Villa Borg und das Subventionskomplott
Die Protokolle der Kommission – Villa Borg und das Subventionskomplott
Ein epischer Asterix-Roman über Bürokratie, Bier und bittere Bitten
Kapitel II: Die Rede der Kommissarin – Von der Leyen betritt die Curia Borgensis
Es war ein Tag wie jeder andere in der Villa Borg. Die Sonne stand hoch über den rekonstruierten Säulen des Atriums, und die Zikaden zirpten voller Lebensfreude.
In der Braustube rührte Brauhaustrix mit großer Hingabe in seinem Kessel, während Bürgermeister Subventionsix bereits zum vierten Mal versuchte, einen Antrag auf Gerstensaftförderung korrekt in siebenfacher Ausfertigung auszufüllen.
Doch dann bebte die Erde.
Ein schwerer römischer Streitwagen, gezogen von vier elektrisch angetriebenen Pferden, rollte über den Leukbach. Er kam aus Richtung Brüssel. Das Fuhrwerk war mit goldenen Lettern beschriftet: "VON DER LEYEN – Commissaria Europaea Maxima".
Aus dem Inneren stieg sie – Kommissaria VonDerLeyenaria, gefürchtet und verehrt gleichermaßen.

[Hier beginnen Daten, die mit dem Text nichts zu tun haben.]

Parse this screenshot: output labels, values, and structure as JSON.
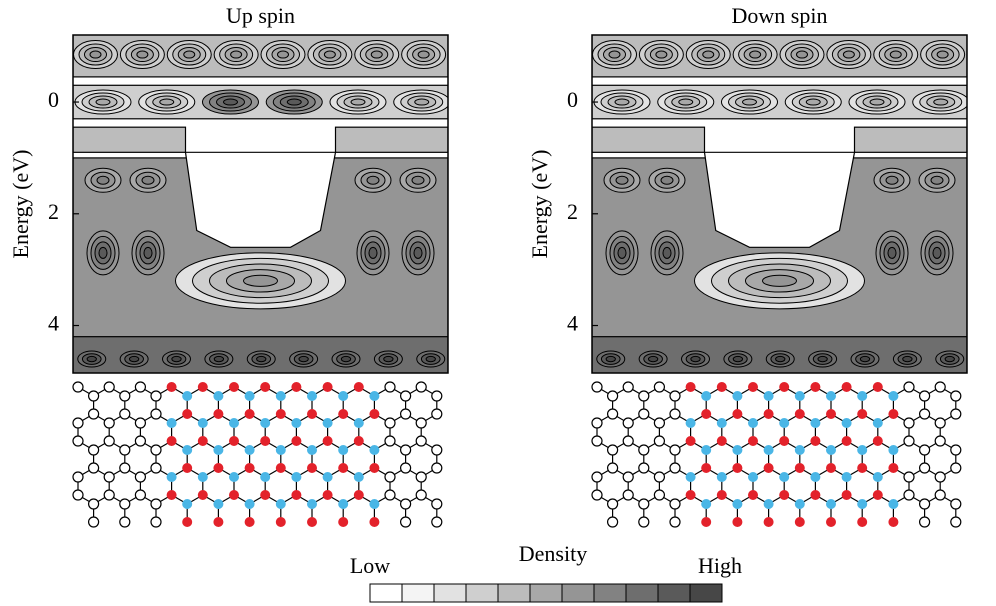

Ihre Toga war mit blauen Sternen bestickt, ihre Sandalen glänzten wie frisch geölte Amtsschreiben. Mit erhobenem Zeigefinger betrat sie die Curia Borgensis und ließ sich ein Amphitheater aus Eichenholz errichten – für ihre Rede.
"Liebe Villa-Borgianerinnen und -Borgianer!" begann sie mit sonorer Stimme, während Obelix sich an eine der Säulen lehnte und leise „Hoffentlich wird das kein Langtext“ murmelte.
**"Wir stehen vor 10 fundamentalen Herausforderungen der EU-Gesetzgebung, die – wie ich euch in 30.000 Worten erläutern werde – nicht nur die Zukunft der Bierbraukunst, sondern auch die Förderfähigkeit eures Gartens, den Abrieb eurer Sandalen sowie die CO₂-Bilanz eurer Amphoren betreffen!"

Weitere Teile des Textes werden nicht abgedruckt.